Думаю, во время этой моей речи у Аникеева крепла уверенность, что я просто пытаюсь напустить туману. В высшем смысле так оно и было, конечно. Но в данном конкретном моменте туман был не в мою пользу.

– Я так понял, что конкретного вы ничего не можете сказать?

Погодите, товарищ майор, погодите.

– Конкретного я вот чего могу сказать. Надо плясать от того факта, что Модест Анатольевич должен был сегодня ехать в Кремль.
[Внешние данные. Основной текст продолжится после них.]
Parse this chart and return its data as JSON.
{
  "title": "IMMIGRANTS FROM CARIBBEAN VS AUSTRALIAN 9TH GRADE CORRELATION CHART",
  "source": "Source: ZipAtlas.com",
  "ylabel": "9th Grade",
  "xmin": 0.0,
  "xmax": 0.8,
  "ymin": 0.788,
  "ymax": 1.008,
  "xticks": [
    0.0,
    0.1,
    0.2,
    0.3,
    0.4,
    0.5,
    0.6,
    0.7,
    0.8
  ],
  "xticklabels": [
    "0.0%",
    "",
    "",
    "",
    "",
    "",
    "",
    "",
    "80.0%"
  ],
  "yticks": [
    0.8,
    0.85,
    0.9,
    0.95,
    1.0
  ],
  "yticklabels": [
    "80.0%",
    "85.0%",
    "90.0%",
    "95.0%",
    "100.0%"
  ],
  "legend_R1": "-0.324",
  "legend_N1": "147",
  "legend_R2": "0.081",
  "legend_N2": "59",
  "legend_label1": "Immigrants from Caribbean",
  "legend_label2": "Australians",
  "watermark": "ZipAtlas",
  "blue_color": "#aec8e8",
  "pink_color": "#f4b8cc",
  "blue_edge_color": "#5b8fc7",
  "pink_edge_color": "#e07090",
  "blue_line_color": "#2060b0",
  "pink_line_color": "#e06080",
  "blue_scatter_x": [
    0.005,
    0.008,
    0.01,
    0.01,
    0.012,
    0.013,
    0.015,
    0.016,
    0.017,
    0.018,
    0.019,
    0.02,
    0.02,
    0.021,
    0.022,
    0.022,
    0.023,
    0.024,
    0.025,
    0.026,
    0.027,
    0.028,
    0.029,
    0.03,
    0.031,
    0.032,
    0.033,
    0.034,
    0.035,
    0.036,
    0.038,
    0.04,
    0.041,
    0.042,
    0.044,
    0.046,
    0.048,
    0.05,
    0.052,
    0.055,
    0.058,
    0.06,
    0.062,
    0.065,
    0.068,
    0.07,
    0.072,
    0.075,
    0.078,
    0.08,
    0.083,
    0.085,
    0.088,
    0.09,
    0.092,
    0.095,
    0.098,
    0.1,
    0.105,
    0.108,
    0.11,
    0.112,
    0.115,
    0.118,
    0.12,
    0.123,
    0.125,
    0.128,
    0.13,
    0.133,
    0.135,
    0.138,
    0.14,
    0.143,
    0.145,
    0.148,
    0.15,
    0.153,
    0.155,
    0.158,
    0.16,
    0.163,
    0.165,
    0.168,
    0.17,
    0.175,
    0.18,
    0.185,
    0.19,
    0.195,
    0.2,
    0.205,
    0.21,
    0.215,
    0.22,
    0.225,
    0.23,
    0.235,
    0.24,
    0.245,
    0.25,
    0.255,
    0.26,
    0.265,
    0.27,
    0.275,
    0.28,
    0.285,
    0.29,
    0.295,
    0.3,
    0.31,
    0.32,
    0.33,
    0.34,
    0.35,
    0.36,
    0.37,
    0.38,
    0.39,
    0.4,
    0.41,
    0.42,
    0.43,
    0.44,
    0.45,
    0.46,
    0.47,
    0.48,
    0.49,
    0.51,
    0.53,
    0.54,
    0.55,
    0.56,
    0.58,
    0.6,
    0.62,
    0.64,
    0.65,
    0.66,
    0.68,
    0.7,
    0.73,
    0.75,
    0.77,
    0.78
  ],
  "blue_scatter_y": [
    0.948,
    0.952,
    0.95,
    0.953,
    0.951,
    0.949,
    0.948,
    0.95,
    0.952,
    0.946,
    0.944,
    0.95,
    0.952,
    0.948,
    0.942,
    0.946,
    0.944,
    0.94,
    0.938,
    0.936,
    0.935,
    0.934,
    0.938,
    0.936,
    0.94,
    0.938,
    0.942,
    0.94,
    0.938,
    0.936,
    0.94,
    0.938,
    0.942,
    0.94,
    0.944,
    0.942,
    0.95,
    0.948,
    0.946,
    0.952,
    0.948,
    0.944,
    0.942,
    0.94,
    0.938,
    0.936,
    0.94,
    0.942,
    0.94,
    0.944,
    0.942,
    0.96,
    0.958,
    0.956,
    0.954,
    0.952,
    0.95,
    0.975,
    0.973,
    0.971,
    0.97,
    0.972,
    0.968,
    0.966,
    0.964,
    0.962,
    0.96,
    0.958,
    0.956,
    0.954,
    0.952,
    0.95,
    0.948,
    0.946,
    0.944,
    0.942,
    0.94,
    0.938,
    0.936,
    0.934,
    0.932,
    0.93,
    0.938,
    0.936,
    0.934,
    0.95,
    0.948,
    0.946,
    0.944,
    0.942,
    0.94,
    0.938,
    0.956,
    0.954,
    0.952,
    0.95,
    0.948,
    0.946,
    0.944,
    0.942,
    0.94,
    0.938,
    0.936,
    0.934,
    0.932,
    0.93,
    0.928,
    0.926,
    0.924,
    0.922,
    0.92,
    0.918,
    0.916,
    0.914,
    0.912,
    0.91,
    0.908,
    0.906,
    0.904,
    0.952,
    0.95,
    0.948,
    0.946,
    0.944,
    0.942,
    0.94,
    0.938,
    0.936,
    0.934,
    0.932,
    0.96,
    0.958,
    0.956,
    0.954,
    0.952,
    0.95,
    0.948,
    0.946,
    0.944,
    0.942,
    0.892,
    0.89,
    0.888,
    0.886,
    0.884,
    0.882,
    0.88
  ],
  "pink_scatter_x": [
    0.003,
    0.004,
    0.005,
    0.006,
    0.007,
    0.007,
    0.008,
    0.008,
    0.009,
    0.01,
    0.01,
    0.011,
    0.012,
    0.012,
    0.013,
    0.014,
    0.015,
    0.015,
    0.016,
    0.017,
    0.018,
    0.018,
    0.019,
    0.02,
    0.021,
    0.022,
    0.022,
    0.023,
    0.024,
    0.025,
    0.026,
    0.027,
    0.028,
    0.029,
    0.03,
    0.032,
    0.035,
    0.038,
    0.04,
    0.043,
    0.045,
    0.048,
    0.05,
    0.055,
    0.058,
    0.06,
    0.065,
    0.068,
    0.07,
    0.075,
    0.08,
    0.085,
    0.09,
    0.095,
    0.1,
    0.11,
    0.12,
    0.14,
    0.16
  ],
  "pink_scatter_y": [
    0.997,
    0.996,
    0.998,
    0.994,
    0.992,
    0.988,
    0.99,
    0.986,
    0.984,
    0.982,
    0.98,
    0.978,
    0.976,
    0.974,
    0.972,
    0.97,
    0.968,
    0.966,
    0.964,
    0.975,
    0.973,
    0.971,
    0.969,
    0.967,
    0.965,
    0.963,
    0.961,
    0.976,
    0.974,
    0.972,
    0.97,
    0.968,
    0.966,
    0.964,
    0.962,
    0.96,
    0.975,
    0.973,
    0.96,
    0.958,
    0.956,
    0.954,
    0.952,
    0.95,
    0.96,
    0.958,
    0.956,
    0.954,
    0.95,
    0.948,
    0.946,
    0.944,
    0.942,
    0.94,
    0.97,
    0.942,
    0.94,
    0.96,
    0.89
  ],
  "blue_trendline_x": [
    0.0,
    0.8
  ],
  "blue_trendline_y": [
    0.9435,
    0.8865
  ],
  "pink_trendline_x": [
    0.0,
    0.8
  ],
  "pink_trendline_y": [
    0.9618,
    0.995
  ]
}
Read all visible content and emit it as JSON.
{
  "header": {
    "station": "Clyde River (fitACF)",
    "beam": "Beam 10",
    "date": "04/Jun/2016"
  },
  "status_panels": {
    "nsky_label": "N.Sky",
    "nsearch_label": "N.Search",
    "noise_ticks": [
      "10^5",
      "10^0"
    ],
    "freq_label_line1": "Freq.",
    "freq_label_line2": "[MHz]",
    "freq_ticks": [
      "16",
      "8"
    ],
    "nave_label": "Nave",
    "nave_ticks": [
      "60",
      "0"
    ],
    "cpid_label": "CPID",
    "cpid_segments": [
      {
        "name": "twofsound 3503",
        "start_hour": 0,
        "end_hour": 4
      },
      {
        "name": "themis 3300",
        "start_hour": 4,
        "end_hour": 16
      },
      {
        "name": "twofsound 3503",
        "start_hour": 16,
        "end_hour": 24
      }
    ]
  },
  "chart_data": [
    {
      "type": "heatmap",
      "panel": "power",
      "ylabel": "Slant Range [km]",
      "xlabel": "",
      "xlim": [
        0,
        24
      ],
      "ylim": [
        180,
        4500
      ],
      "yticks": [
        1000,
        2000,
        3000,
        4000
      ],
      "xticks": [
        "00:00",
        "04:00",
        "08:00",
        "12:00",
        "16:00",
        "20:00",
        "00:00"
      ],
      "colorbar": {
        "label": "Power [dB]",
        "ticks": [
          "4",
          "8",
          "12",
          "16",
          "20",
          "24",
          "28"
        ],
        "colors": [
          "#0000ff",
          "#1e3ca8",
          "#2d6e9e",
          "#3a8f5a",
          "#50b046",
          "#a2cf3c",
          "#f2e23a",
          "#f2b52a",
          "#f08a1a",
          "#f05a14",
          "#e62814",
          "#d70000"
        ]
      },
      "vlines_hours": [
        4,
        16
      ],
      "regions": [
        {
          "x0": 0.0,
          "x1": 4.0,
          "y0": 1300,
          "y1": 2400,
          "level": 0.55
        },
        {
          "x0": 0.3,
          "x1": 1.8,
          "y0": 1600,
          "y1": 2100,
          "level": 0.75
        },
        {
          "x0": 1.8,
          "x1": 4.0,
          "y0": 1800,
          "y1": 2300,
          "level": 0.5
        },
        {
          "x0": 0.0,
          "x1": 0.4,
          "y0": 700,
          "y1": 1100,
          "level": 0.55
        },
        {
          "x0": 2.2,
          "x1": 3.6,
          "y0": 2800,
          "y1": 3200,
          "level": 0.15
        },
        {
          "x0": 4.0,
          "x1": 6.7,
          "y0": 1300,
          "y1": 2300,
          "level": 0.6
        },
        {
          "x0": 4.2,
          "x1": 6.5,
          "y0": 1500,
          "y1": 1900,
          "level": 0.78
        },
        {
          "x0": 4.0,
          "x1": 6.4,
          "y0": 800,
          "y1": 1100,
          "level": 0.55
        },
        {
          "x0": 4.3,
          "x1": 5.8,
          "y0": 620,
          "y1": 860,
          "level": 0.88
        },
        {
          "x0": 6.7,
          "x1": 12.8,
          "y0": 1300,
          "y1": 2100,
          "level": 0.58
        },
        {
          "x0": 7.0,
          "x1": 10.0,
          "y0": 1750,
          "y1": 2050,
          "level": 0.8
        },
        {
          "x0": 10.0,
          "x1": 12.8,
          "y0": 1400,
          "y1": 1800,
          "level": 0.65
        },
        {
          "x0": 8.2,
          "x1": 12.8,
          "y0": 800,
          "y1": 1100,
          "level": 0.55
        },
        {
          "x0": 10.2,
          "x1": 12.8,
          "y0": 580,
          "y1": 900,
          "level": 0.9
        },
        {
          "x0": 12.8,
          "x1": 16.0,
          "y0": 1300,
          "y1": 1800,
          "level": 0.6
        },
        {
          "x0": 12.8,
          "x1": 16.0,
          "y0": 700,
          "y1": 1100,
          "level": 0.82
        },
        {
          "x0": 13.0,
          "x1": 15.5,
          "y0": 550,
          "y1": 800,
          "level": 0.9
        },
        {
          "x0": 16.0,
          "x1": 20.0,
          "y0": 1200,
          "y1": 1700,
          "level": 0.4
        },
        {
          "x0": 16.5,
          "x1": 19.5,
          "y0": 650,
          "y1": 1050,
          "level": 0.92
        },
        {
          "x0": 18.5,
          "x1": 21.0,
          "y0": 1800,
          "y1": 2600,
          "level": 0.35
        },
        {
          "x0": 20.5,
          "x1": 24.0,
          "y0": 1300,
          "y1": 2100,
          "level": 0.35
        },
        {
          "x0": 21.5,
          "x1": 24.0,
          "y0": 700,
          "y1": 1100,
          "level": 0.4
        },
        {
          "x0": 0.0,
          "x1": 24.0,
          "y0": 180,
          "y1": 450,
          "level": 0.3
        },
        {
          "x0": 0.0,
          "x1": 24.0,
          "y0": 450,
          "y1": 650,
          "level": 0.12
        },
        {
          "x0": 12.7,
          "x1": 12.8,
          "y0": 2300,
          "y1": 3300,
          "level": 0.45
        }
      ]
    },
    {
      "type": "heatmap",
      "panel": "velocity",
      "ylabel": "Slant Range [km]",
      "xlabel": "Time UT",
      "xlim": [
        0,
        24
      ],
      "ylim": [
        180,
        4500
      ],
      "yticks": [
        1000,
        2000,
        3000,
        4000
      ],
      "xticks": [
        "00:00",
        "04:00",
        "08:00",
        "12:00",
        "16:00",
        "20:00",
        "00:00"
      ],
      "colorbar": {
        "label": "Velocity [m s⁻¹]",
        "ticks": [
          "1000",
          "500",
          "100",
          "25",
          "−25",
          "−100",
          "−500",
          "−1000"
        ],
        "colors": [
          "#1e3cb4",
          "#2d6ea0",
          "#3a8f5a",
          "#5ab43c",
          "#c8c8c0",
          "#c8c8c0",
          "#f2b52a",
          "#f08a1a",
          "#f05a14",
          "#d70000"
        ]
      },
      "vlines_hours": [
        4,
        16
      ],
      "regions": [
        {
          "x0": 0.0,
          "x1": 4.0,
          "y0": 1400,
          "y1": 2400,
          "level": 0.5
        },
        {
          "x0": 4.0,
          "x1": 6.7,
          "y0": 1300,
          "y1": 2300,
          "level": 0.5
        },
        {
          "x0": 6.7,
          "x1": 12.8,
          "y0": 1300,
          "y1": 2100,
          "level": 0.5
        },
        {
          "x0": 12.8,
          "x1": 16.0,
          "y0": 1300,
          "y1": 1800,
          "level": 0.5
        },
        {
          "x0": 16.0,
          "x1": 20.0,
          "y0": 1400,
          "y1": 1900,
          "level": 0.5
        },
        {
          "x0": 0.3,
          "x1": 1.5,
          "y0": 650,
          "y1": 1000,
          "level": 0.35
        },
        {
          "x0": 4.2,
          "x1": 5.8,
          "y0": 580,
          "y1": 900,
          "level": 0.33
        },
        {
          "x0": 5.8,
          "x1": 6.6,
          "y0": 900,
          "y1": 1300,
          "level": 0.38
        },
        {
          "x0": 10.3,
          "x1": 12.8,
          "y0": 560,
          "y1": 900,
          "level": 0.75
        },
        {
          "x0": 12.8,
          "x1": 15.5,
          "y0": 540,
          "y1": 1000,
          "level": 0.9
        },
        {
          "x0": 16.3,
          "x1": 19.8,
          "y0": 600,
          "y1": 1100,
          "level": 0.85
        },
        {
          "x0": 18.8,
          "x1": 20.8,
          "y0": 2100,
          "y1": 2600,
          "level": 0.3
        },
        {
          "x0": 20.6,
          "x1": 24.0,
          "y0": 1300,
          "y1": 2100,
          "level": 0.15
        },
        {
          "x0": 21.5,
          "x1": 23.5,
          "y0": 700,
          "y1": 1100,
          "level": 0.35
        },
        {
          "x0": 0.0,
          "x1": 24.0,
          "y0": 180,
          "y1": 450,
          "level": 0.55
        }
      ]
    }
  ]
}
Вы знали об этом?

Аникеев презрительно хмыкнул.

– Если бы не это, нас бы здесь вообще не было, и этим кабинетным убийством занималась бы местная прокуратура.

– Тогда вы, верно, знаете и о том, какова была тема кремлевской беседы.

Он полез в карман пиджака типичным жестом курильщика, но сигарет там не оказалось. Видимо, бросил курить, но в моменты волнения забывает об этом.

– Нет, тема кремлевской беседы нам неизвестна, – с ехидцей в голосе сказал майор.

– Модест Анатольевич должен был представить высшему руководству подробный, разработанный план переустройства СССР. Не больше не меньше. А всякий план в известном смысле – рукопись, правильно?